Risk-off indicators, such as SPDR Gold Trust (GLD) and iShares Edge MSCI Minimum Volatility USA (USMV), are among the top 10 ETFs in flows year-to-date, but both experienced outflows in August — $612 million for GLD and $425 million for USMV. They were the only two of this year's top 10 ETFs to experience outflows in August.
Led by GLD outflows, the gold sector saw its first negative flows since April.
(Source: FactSet Research Systems)
While emerging markets had a big month, it wasn't a sudden move up — iShares two broad emerging markets ETFs are among the top 10 ETFs for flows in 2016.
And August was only the third best month of the year for emerging markets equity flows, behind July ($6.3 billion) and March ($5.6 billion), according to FactSet data.
Neena Mishra, director of ETF research at Zacks Investment Research, said several factors have contributed to the EM rally: the quest for yield in the current ultra-low interest-rate environment in the developed world; the easing of dollar headwinds; the search for higher returns (with higher risks); and better value in EM stocks, which are much cheaper compared to U.S. stocks, which have been rallying for the past seven years.
In addition, the recent commodity stabilization and an improving economic outlook for EMs — China stabilizing, India growing at a fast pace and the worst over in Brazil and Russia, have all contributed to more appetite for emerging markets.
(Source: FactSet Research Systems)
Another big shift in August among investors was sector rotation. Financials and energy rebounded from a dismal July to top August's sector inflows at $1.4 billion and $1.1 billion. Meanwhile, telecommunications shifted into the red for the first time this year. The $312 million loss was the sector's first negative outflow since September 2015.
"August continued last month's classic risk-on trend, with strong flows throughout equities and fixed income, domestic and international," said FactSet ETF analysts in a release.
The risk-on situation remains tenuous, though. "Investors could rotate back into risk-off securities if there's concerns about the likelihood of the Fed's next move occurring earlier," Rosenbluth said.
A whipsaw in emerging markets equity, specifically, wouldn't be without precedent.

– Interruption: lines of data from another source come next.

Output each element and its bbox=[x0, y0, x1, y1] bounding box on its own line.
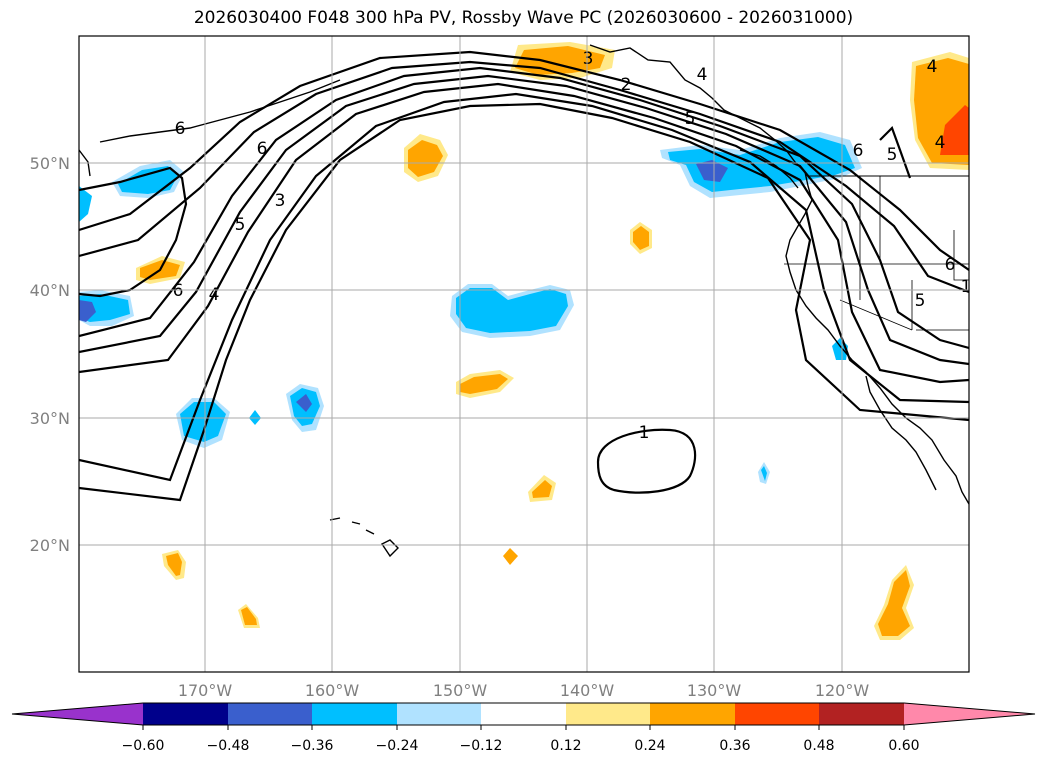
contour-label: 5 bbox=[887, 145, 898, 165]
colorbar-tick-label: 0.48 bbox=[803, 738, 834, 754]
coastline-aleutians bbox=[99, 79, 341, 143]
contour-label: 4 bbox=[209, 285, 220, 305]
map-area: 6 5 4 3 2 1 6 6 3 4 5 6 4 4 1 5 5 6 bbox=[79, 36, 972, 672]
pv-contour-trough-2 bbox=[79, 60, 969, 294]
colorbar-tick-label: 0.60 bbox=[888, 738, 919, 754]
colorbar-segment bbox=[566, 703, 650, 725]
pv-contour-trough-1 bbox=[79, 50, 969, 271]
colorbar-segment bbox=[481, 703, 566, 725]
anomaly-negative-west-edge bbox=[79, 186, 92, 222]
coastline-nw-edge bbox=[79, 149, 91, 177]
anomaly-positive-146w bbox=[503, 548, 518, 565]
contour-label: 5 bbox=[685, 109, 696, 129]
coastline-hawaii bbox=[329, 517, 399, 558]
colorbar-tick-label: −0.36 bbox=[291, 738, 334, 754]
gridlines bbox=[79, 36, 969, 672]
contour-label: 6 bbox=[257, 139, 268, 159]
border-states bbox=[784, 176, 969, 331]
contour-label: 5 bbox=[915, 291, 926, 311]
pv-contour-trough-4 bbox=[79, 74, 969, 366]
contour-label: 3 bbox=[275, 191, 286, 211]
colorbar-tick-label: 0.24 bbox=[634, 738, 665, 754]
contour-label: 5 bbox=[235, 215, 246, 235]
latitude-label: 40°N bbox=[30, 281, 70, 300]
longitude-label: 140°W bbox=[560, 681, 615, 700]
contour-label: 4 bbox=[927, 57, 938, 77]
longitude-label: 130°W bbox=[687, 681, 742, 700]
map-title: 2026030400 F048 300 hPa PV, Rossby Wave … bbox=[193, 8, 854, 28]
colorbar-segment bbox=[312, 703, 397, 725]
contour-label: 6 bbox=[853, 141, 864, 161]
latitude-label: 20°N bbox=[30, 536, 70, 555]
pv-contour-ne bbox=[879, 126, 912, 179]
contour-label: 6 bbox=[173, 281, 184, 301]
colorbar-segment bbox=[650, 703, 735, 725]
pv-contour-trough-7 bbox=[79, 102, 969, 502]
pv-contour-1-closed bbox=[596, 428, 697, 494]
colorbar-tick-label: −0.48 bbox=[207, 738, 250, 754]
longitude-label: 160°W bbox=[305, 681, 360, 700]
contour-label: 3 bbox=[583, 49, 594, 69]
contour-label: 6 bbox=[945, 255, 956, 275]
colorbar-segment bbox=[735, 703, 819, 725]
colorbar-extend-high bbox=[904, 703, 1035, 725]
colorbar-tick-label: 0.36 bbox=[719, 738, 750, 754]
colorbar-tick-label: −0.24 bbox=[376, 738, 419, 754]
contour-label: 2 bbox=[621, 75, 632, 95]
longitude-label: 170°W bbox=[178, 681, 233, 700]
colorbar-segment bbox=[819, 703, 904, 725]
longitude-axis: 170°W 160°W 150°W 140°W 130°W 120°W bbox=[178, 681, 870, 700]
pv-contours bbox=[79, 50, 969, 502]
latitude-label: 30°N bbox=[30, 409, 70, 428]
longitude-label: 150°W bbox=[433, 681, 488, 700]
latitude-axis: 50°N 40°N 30°N 20°N bbox=[30, 154, 70, 555]
latitude-label: 50°N bbox=[30, 154, 70, 173]
map-frame bbox=[78, 35, 970, 673]
pv-contour-nw bbox=[79, 166, 188, 298]
contour-label: 4 bbox=[697, 65, 708, 85]
pv-contour-trough-6 bbox=[79, 92, 969, 482]
contour-label: 6 bbox=[175, 119, 186, 139]
colorbar-tick-label: 0.12 bbox=[550, 738, 581, 754]
longitude-label: 120°W bbox=[815, 681, 870, 700]
coastline-us-west bbox=[785, 199, 969, 505]
colorbar: −0.60 −0.48 −0.36 −0.24 −0.12 0.12 0.24 … bbox=[11, 702, 1036, 754]
pv-contour-trough-5 bbox=[79, 82, 969, 384]
colorbar-segment bbox=[397, 703, 481, 725]
colorbar-extend-low bbox=[12, 703, 143, 725]
coastline-baja bbox=[865, 375, 937, 491]
contour-labels: 6 5 4 3 2 1 6 6 3 4 5 6 4 4 1 5 5 6 bbox=[173, 49, 972, 443]
colorbar-ticks bbox=[142, 725, 905, 730]
contour-label: 1 bbox=[961, 277, 972, 297]
contour-label: 1 bbox=[639, 423, 650, 443]
colorbar-tick-label: −0.60 bbox=[122, 738, 165, 754]
pv-contour-trough-3 bbox=[79, 66, 969, 350]
colorbar-segment bbox=[228, 703, 312, 725]
colorbar-segment bbox=[143, 703, 228, 725]
colorbar-tick-label: −0.12 bbox=[460, 738, 503, 754]
contour-label: 4 bbox=[935, 133, 946, 153]
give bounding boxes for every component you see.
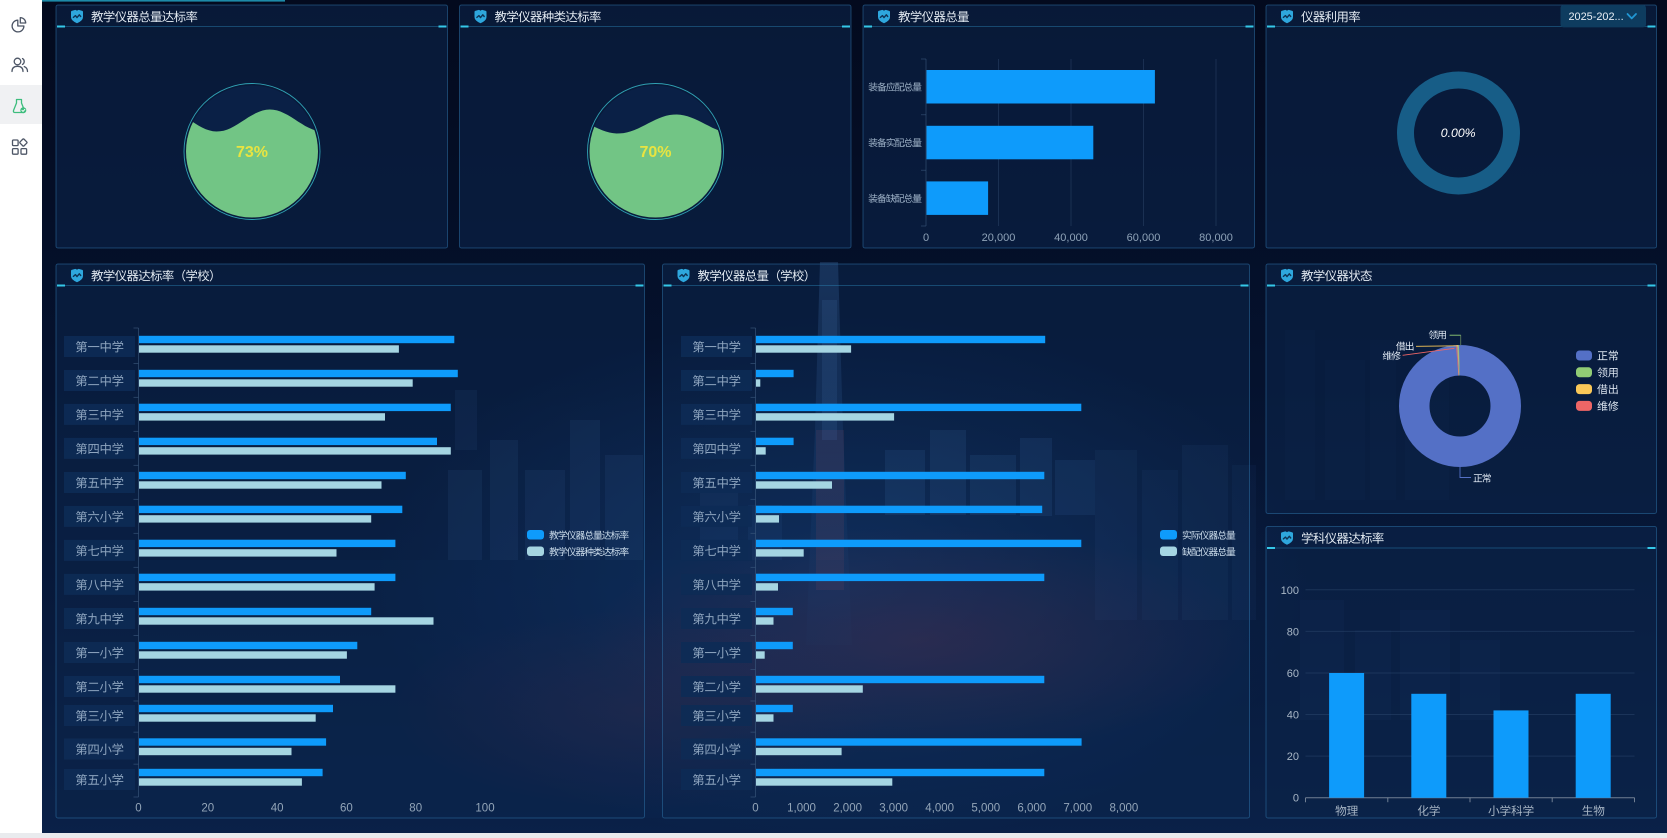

"Prior to the Jackson Hole symposium, the market was pricing in a low probability of a Fed rate hike this year. As a result, the dollar's rally had petered out and oil/other commodities had rebounded," Mishra said. "But things have changed slightly after that meeting. If the Fed raises rates, EM inflows will likely slow down. EMs were hard-hit during taper tantrum in 2013," she added.
The market expectation for Friday's nonfarm payroll was 180,000 jobs added in August but the report showed weaker than expected job growth of 151,000 which isn't the trigger the market was looking for in terms of the Fed raising rates as soon as this month.
On Thursday, when a key read on manufacturing growth came in at a surprisingly low level, indicating contraction, the market bet on a Fed raise in September went down from 40 percent to 34 percent. Economists had said that any jobs number 200,000 or more would have led to a September rate hike. After the August jobs disappointment on Friday morning the market prediction for a September rate hike dropped to 25 percent.
Notable bears such as Bill Gross of Janus aren't changing their tune. In his September investor letter released earlier this week, Gross said, "The problem with Cassandras, such as Gross and Jim Grant and Stanley Druckenmiller, among a host of others, is that we/they can be compared to a broken watch that is right twice a day but wrong for the other 1,438 minutes. But believe me: This watch is ticking because of high global debt and out-of-date monetary/fiscal policies that hurt rather than heal real economies. Sooner rather than later, Yellen's smooth shot from the fairway will find the deep rough."